After graduating from the University of Kent with a degree in French, this performance poet (born John Baine on 21 October 1957) really was a stockbroker, or on the way to becoming one, before he set out on the live music circuit.
Accompanied on occasion by his own mandolin backing, he regaled his audience with good-humoured invective on the state of the world.
Viewed as one of the new ‘ranting poets’ (a term he disliked) his influences were poets Roger McCoughlan and Brian Patton, alongside Monty Python and the energy of punk.
After playing in forgotten punk bands English Disease and Brighton Riot Squad, he joined Brussels-based punk band Contingent. His usual early environment, indeed, was supporting punk bands.
He played frequently enough to earn himself a session for BBC disc jockey John Peel, which in turn led to a deal with Cherry Red Records and his debut, Ranting At The Nation, was a highly colourful selection of verse and spoken word highlighting the absurdity of British life.
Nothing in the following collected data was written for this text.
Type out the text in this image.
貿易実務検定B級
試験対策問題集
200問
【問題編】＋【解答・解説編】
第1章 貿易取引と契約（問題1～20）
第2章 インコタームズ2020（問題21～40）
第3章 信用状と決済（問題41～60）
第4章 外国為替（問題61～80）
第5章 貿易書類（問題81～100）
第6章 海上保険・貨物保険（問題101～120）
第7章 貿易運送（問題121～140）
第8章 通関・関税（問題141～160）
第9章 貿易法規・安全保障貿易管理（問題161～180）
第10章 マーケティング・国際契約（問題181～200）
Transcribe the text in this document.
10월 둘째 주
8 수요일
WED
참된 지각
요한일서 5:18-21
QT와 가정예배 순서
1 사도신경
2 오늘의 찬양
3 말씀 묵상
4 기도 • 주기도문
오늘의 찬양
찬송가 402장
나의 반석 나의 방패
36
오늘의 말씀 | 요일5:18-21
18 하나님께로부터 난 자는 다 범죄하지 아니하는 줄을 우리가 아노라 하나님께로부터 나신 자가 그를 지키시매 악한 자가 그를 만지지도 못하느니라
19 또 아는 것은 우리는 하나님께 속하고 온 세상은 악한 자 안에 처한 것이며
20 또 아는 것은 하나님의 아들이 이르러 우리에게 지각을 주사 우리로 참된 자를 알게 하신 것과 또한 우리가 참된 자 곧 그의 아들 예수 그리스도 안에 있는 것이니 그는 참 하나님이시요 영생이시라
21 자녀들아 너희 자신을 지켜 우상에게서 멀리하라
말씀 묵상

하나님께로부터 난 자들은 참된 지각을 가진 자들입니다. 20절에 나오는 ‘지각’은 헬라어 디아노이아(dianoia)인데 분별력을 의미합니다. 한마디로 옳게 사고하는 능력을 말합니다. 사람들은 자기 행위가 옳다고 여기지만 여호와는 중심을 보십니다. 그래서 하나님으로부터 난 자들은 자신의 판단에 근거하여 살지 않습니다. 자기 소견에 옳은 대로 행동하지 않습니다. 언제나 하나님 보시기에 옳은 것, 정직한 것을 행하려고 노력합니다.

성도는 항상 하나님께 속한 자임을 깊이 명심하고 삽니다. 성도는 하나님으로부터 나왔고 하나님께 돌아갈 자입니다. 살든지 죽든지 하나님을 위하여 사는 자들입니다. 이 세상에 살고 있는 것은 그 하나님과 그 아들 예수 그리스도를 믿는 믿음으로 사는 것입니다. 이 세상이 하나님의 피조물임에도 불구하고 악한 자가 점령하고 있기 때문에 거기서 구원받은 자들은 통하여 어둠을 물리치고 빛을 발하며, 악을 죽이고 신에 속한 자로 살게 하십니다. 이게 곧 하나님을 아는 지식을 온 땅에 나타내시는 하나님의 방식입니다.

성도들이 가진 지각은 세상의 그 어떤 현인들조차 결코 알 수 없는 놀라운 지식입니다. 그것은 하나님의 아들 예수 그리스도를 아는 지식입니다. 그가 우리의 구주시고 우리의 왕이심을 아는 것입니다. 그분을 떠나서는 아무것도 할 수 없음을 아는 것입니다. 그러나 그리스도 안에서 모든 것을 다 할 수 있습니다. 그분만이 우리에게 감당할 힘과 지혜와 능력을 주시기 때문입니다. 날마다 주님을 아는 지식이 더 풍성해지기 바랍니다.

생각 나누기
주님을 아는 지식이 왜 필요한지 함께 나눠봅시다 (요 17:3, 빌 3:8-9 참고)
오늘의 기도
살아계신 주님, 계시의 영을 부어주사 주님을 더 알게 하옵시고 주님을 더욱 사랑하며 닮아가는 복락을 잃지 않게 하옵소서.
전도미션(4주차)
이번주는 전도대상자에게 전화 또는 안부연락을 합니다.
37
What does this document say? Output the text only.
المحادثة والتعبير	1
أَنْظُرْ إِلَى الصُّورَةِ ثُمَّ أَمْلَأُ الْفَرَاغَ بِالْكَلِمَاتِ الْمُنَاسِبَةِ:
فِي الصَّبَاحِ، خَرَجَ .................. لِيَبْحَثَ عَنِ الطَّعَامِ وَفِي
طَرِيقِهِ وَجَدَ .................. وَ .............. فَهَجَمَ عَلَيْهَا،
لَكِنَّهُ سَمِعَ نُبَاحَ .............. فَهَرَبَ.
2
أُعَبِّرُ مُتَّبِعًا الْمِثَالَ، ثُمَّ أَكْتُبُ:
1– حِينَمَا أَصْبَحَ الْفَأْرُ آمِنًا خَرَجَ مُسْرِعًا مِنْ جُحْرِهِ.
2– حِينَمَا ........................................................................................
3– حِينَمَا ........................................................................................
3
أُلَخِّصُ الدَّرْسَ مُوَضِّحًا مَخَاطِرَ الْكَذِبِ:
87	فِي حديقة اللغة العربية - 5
Nightmare visions of Soviets running the social security system and his affection for obscure European soccer clubs were among the targets: “So go to your Job Centre – I’ll bet you’ll see/Albanian students get handouts for free/ and drug-crazed punk rockers cavort and caress/ in the interview booths of the DHSS”.
The Cocktails EP (October 1982) boasted some of his finest pieces to date, from the serious (Contributory Negligence) to the absurd (The Night I Slept With Seething Wells). Sawdust and Empire (1984) saw a greater emphasis on music.

Increasingly, Attila was seeing himself as a folk artist, and in-between releases was becoming a near-permanent fixture at various festivals, working alongside John Otway and TV Smith (ex-The Adverts).
He was involved in the staging of Cheryl The Rock Opera alongside Otway and Blyth Power, for whom he occasionally plucked a fiddle, and contributed to the pages of the Guardian with essays on social change in eastern Europe while on tour in the region.
Attila formed the band Barnstormer in 1994, combining punk rock and medieval music.
The band performed regularly across Europe and released the albums The Siege of Shoreham (1996), Just One Life (2000), Zero Tolerance (2004) and Bankers and Looters (2012).